This is the mail archive of the
gcc-patches@gcc.gnu.org
mailing list for the GCC project.
Re: Gcc 3.1 performance regressions with respect to 2.95.3
- From: law at redhat dot com
- To: David Edelsohn <dje at watson dot ibm dot com>
- Cc: Michael Matz <matzmich at cs dot tu-berlin dot de>, gcc-patches at gcc dot gnu dot org
- Date: Mon, 25 Mar 2002 21:31:29 -0700
- Subject: Re: Gcc 3.1 performance regressions with respect to 2.95.3
- Reply-to: law at redhat dot com
In message <200203252318.SAA27178@makai.watson.ibm.com>, David Edelsohn
writes:
> >>>>> Jeff Law writes:
> The dependence code computes the correct dependence relationship,
Right. Without it the clobbers could move to a point after the use/set,
which would generate incorrect code.
> but all of the register pressure code in the final version of the Haifa
> Scheduler deliverable from IBM is not present in the FSF tree.

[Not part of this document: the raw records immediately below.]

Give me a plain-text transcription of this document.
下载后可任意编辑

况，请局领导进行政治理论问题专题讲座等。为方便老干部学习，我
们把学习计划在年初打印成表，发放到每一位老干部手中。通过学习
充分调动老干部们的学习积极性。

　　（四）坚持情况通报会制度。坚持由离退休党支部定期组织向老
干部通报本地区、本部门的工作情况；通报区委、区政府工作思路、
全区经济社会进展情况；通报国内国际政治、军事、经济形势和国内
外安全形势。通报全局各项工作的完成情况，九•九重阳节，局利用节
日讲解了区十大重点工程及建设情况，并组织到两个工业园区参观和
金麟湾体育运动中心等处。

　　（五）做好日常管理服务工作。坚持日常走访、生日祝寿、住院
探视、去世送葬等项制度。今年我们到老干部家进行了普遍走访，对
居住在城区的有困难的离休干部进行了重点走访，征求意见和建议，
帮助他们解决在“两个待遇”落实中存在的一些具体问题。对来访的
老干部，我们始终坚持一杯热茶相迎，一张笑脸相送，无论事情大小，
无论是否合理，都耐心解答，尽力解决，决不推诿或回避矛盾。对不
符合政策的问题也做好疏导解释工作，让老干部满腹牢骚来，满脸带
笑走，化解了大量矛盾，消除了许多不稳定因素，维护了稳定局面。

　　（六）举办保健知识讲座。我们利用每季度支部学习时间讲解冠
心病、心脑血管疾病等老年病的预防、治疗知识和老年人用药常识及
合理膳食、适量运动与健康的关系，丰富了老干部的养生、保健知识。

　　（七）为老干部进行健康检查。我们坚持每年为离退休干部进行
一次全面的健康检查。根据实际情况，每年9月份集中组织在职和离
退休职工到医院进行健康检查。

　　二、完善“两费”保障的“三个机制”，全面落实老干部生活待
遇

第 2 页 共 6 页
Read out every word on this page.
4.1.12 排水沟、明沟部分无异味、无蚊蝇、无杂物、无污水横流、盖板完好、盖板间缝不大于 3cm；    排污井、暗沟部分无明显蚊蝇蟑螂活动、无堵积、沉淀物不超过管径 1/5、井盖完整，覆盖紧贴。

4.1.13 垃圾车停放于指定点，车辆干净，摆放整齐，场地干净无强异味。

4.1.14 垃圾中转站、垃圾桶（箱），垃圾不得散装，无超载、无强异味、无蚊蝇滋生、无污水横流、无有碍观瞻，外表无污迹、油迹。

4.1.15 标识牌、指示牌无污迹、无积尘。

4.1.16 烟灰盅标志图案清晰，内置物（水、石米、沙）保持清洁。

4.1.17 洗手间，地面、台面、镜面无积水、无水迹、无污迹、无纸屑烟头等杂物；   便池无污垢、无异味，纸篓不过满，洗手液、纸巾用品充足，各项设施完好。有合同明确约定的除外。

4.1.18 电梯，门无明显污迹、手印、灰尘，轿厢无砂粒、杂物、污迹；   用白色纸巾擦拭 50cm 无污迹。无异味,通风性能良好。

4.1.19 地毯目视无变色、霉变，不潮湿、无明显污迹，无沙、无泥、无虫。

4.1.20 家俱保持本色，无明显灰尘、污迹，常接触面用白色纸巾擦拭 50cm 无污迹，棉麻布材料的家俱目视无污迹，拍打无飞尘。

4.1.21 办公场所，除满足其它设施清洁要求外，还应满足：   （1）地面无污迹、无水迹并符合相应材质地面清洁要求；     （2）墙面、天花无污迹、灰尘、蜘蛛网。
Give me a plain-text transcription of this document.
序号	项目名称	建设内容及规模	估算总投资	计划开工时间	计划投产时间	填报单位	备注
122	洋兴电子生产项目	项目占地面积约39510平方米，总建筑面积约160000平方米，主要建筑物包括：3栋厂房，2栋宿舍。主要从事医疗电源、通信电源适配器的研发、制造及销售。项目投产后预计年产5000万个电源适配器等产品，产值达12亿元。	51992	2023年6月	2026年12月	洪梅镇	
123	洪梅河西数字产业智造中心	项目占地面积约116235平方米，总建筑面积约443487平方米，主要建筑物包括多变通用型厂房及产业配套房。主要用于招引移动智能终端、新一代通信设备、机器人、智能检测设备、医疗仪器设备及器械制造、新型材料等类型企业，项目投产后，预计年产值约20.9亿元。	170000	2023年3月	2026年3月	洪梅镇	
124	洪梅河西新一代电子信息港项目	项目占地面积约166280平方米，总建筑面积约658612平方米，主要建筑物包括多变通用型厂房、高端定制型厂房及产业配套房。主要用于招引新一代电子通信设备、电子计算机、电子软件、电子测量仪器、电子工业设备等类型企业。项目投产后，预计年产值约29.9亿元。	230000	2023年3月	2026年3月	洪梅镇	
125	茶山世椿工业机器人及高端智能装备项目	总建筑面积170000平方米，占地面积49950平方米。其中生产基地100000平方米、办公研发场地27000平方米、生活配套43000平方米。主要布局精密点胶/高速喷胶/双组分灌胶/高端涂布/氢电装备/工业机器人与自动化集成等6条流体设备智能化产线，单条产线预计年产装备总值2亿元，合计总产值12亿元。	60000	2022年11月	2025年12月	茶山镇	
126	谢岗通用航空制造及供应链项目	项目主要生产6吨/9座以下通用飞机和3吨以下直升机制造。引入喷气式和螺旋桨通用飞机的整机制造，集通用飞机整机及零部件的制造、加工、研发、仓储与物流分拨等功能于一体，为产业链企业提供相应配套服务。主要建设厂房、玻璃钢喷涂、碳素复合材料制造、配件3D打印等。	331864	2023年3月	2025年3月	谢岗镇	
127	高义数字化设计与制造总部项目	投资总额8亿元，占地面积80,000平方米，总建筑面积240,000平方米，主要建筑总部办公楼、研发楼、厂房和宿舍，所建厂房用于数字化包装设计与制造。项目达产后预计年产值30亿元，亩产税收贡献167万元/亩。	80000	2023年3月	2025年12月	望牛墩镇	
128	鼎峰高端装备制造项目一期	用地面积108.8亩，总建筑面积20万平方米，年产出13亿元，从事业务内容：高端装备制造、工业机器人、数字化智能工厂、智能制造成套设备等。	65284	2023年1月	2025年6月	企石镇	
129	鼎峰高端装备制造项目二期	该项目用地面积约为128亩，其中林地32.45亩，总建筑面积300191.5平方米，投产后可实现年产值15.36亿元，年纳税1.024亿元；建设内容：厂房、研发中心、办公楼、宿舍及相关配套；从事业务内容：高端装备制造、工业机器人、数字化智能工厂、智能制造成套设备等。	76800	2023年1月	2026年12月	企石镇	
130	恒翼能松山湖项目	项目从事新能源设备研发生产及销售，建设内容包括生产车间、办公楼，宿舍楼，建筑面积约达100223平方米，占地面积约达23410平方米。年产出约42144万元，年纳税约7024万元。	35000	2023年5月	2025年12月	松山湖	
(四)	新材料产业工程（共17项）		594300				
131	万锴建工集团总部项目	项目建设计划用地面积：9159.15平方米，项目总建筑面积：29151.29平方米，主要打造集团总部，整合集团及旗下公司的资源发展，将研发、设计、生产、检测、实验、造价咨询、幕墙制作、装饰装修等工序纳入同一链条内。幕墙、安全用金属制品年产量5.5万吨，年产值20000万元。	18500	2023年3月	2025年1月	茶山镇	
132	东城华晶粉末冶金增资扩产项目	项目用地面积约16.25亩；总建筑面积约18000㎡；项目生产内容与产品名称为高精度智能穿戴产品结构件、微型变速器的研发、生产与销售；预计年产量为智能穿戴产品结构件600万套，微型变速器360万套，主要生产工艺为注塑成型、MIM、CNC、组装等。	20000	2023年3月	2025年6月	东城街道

Err, the register pressure code from IBM Haifa was junk. I know because I
sat down and evaluated the later drops. It was total junk.
> The main affect on the scheduler moving the clobbers far away from
> the use/def sites is the issue rate.
So that's were we need to concentrate our focus.
When we schedule a clobber, we should not decrement can_issue_more for
the current cycle. Additionally, any instructions which have their final
dependency resolved due to issuance of the clobber should go into the
ready queue with a cost independent of the anti dependency relative to
the clobber. [ And priority computation should ignore clobbers. ]
I believe if you do those things your problem will be solved.
> IMHO, no-unit should not be counted against the issue rate and
> some other mechanism needs to keep those instructions from issuing early.
Possibly. Though that may have other undesirable effects depending on how
the machine description works. Instead I would make the special handling
dependent on PATTERN (insn) == CLOBBER.